■来年の進講者も…秘められた“意図”
近現代の皇室に詳しい静岡福祉大学名誉教授の小田部雄次さんは、女性天皇の存在に対する国民的な関心の高まりにも関係しているテーマだと指摘し、こう続けた。
「過去に存在した女性天皇に対する学問的な成果を踏まえて、今後の皇室の在り方にとって、皇室の方々のみならず国民に対しても、その意味をより正しく慎重に理解しなければならないという天皇陛下のお考えがあるようにも感じました」
講書始の儀では、進講者の後方に、「進講者控」の3人が座っていた。この控えに選ばれた学識者たちが、翌年の講書始の儀で進講を行う慣例がある。そして今年の控えには、日本政治史の第一人者で、東京大学名誉教授の御厨貴氏が加わっていたのだ。
「来年の講書始の儀では、御厨氏も進講を行います。御厨氏は、上皇さまのご退位を議論した政府有識者会議で座長代理も務め、男系男子に限定した現在の皇位継承の在り方に対しても、“世界の潮流はそのような段階ではない”と発言したこともある学識者なのです」(前出・皇室担当記者)

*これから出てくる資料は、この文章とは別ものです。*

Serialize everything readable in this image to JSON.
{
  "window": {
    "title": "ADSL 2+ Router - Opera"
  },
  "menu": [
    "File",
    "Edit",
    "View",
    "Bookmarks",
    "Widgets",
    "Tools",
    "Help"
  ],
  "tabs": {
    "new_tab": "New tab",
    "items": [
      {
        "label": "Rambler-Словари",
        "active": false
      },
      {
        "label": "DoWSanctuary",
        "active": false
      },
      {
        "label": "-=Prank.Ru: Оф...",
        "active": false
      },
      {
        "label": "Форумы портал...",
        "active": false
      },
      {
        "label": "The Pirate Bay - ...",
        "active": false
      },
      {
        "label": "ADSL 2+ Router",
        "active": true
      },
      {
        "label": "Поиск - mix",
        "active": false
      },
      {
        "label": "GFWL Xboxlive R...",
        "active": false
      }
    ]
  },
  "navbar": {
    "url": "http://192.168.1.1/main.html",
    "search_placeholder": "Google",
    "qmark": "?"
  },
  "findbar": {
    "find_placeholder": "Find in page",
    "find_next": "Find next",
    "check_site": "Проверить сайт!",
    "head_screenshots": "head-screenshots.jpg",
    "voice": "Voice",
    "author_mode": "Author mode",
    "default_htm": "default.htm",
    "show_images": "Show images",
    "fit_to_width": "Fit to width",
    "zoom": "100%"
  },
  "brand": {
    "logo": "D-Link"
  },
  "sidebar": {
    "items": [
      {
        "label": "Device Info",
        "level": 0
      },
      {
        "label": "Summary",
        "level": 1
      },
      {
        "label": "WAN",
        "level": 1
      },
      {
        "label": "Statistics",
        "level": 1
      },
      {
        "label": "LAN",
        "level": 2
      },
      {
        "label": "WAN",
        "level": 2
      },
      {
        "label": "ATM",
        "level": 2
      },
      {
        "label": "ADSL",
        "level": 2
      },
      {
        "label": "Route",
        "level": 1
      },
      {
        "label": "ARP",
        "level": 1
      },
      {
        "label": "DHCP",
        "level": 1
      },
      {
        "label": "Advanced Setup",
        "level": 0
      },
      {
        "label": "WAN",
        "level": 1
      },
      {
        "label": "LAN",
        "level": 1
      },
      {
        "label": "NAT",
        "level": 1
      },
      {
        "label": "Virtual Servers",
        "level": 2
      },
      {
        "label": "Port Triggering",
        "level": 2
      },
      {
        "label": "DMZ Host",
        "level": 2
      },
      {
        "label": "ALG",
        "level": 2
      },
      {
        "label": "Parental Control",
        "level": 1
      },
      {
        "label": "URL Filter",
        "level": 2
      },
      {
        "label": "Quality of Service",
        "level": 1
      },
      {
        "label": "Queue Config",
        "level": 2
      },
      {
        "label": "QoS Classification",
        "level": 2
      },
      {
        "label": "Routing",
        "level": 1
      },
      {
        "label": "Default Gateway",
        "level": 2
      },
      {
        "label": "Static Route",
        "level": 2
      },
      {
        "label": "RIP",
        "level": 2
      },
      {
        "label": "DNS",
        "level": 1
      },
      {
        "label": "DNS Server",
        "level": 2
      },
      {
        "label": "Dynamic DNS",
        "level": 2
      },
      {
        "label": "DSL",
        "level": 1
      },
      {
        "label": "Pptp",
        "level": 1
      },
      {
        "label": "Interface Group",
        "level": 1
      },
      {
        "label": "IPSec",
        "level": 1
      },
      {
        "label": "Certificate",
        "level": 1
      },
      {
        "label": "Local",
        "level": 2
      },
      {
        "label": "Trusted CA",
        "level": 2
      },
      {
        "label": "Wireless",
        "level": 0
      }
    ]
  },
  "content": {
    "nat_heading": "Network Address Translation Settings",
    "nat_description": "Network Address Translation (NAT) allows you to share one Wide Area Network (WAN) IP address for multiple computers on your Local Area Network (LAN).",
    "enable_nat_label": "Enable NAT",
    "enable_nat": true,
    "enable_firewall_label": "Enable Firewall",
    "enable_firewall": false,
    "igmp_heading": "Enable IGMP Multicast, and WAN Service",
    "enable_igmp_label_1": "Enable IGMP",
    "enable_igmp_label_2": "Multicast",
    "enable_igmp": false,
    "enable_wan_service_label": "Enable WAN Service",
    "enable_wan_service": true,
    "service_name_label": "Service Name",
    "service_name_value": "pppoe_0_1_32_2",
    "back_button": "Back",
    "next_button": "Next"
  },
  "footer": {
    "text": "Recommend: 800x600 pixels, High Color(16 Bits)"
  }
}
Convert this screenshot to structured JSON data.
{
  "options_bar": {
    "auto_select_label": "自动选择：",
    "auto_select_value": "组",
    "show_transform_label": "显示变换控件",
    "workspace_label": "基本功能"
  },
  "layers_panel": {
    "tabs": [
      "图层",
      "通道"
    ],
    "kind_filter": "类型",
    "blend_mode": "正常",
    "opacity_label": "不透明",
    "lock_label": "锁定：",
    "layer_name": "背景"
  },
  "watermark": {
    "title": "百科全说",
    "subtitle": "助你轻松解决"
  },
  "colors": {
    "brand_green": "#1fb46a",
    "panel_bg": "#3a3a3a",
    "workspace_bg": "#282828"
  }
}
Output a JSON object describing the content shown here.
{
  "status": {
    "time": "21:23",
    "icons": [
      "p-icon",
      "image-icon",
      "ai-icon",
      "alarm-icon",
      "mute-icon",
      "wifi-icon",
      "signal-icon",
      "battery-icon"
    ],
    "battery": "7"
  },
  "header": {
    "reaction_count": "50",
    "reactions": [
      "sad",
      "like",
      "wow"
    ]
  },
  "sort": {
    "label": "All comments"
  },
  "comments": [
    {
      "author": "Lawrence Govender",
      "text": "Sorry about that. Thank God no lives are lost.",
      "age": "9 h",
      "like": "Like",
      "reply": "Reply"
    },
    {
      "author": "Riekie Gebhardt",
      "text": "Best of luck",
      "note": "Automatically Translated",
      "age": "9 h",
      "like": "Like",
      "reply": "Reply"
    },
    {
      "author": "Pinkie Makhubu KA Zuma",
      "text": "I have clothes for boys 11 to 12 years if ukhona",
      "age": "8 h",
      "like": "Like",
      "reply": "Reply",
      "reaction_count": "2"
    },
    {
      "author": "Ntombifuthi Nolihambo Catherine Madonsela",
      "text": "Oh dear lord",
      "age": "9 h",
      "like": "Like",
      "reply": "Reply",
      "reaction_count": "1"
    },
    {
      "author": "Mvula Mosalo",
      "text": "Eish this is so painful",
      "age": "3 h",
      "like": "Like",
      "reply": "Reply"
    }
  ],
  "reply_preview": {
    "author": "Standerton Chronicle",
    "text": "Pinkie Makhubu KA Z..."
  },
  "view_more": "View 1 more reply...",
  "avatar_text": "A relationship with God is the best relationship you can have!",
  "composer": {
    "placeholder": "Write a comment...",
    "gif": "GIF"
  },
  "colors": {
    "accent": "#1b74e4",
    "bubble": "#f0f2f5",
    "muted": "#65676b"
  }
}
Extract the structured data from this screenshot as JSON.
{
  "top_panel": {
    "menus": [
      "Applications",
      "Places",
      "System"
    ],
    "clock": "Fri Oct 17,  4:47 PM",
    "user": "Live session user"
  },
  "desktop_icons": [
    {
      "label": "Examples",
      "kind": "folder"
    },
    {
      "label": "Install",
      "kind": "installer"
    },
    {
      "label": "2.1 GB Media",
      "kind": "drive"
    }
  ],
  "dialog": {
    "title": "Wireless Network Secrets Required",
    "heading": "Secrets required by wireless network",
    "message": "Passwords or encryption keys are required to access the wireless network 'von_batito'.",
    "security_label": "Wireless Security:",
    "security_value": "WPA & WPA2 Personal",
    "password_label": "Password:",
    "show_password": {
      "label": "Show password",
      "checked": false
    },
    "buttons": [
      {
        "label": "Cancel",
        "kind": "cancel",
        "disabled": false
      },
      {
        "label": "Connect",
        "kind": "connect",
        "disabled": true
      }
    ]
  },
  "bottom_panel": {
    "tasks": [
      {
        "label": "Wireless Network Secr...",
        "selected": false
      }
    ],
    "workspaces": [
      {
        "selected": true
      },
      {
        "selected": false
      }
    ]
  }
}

前出の小田部さんも、御厨氏が進講者控に選ばれていた“意図”についてこう話す。
「御厨氏は、上皇さまのご退位やその後の皇位継承に関する議論の流れについて、包括的な知識や理解を持っておられます。その進講を受けることは、今後の皇室の問題を考えるうえでも大きな意味があると思います。
そうしたご進講者を選ばれたということは、天皇皇后両陛下をはじめ、皇室の方々が将来の在り方について強い関心を抱かれていることの表れだとみています。そして両陛下は愛子さまにも、女性天皇が実在した歴史的背景などについて、深く理解していただきたかったのではないでしょうか」
講書始の儀で、女性天皇が多数誕生した背景に耳を傾け、ご自身の“運命”についても向き合われていた愛子さま。しかし高まる国民の期待感のいっぽうで、愛子さまのご公務が増えない現状を、『週刊文春』が1月8日発売号で報じている。前出の宮内庁関係者は、
「昨年の単独ご公務が2回にとどまったのは、行事へのお出まし願いが来ていない状況があるという内容でした。
たしかに愛子さまは日本赤十字社へのご就職後も業務に専念しているという報道が相次ぎ、さまざまな団体も願い出ることをためらっているようです。さらには、後続のご公務は一度出席すると以降も関わり続けられるケースは多く、侍従職も慎重になっていると聞いています。
しかし愛子さまは、側近たちに対しても“ふさわしいものがあればぜひとも”と語り、生涯関わっていくテーマについて考えを深めながら、探求されているそうです」
いにしえの女性天皇に思いを馳せながら、ライフワークを模索される日々。新年の“学問始め”に発奮し、愛子さまは飛躍を誓われていたのだろう――。